Question 4 A. [8 marks] Describe the steps leading from TGFβ binding to its receptor to the activation of gene expression. 1. Receptor composed of 2RI and 2RII subunits that exist as unligated dimers in unstimulated cells. TGFβ binding to RI and RII causes receptor multimerization 2. RII dimer has constitutively active kinase activity (autophosphorylated) 3. RII phosphorylates serine residues in GS domain of RI 4. Phosphorylation of GS domain changes conformation of RI, which allows Smad binding. 5. SMADs are latent cytoplasmic transcription factors.

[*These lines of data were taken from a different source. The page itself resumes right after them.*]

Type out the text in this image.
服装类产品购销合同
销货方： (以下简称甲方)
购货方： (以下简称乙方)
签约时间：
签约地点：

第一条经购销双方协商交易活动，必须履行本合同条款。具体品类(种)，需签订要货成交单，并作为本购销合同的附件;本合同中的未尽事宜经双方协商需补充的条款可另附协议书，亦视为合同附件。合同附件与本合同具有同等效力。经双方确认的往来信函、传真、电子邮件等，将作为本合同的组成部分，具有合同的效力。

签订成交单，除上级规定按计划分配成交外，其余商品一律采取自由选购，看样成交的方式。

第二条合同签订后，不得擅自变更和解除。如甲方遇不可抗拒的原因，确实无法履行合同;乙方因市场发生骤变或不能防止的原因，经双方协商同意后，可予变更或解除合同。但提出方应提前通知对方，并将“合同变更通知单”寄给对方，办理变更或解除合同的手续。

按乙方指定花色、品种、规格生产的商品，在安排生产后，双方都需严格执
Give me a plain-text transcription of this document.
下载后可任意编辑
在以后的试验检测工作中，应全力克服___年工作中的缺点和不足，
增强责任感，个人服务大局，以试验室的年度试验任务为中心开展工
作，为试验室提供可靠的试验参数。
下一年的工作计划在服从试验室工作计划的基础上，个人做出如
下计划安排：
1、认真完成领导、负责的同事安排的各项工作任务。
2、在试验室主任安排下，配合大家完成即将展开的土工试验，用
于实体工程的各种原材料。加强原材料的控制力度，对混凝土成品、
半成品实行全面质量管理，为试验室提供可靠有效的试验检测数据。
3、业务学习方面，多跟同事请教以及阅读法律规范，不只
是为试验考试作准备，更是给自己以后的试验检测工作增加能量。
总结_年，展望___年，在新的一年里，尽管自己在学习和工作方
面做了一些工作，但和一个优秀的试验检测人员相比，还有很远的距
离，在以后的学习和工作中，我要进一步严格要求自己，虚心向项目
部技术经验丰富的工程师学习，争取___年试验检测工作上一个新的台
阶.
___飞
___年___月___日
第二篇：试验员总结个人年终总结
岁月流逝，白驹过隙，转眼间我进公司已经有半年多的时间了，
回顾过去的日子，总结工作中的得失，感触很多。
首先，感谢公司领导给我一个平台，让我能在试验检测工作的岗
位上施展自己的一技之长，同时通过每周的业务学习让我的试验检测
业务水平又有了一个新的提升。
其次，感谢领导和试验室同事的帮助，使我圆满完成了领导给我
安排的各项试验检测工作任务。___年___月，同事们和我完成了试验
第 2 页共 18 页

N-terminal MH1 domain contains DNA binding domain and NLS. C-terminal MH2 domain binds RI and masks MH1 domain. 6. Phosphorylation of serine residues on SMAD by activated RI alters conformation of SMAD resulting in exposure of the MH1 NLS 7. A dimer of phosphorylated SMAD3 or SMAD2 binds SMAD4 and together with importin β is translocated into the nucleus 8. Importin is released and the SMAD-coSMAD complex binds promoters and activates transcription in cooperation with promoter-specific transcription factors. B. [6 marks] TGFβ receptors and cytokine receptors have the following characteristics: TGFβ receptors have an intrinsic kinase activity that phosphorylates the cytosolic SMAD transcription factors on serine residues. Cytokine receptors have an associated JAK kinase that phosphorylates the cytosolic STAT transcription factors on tyrosine residues.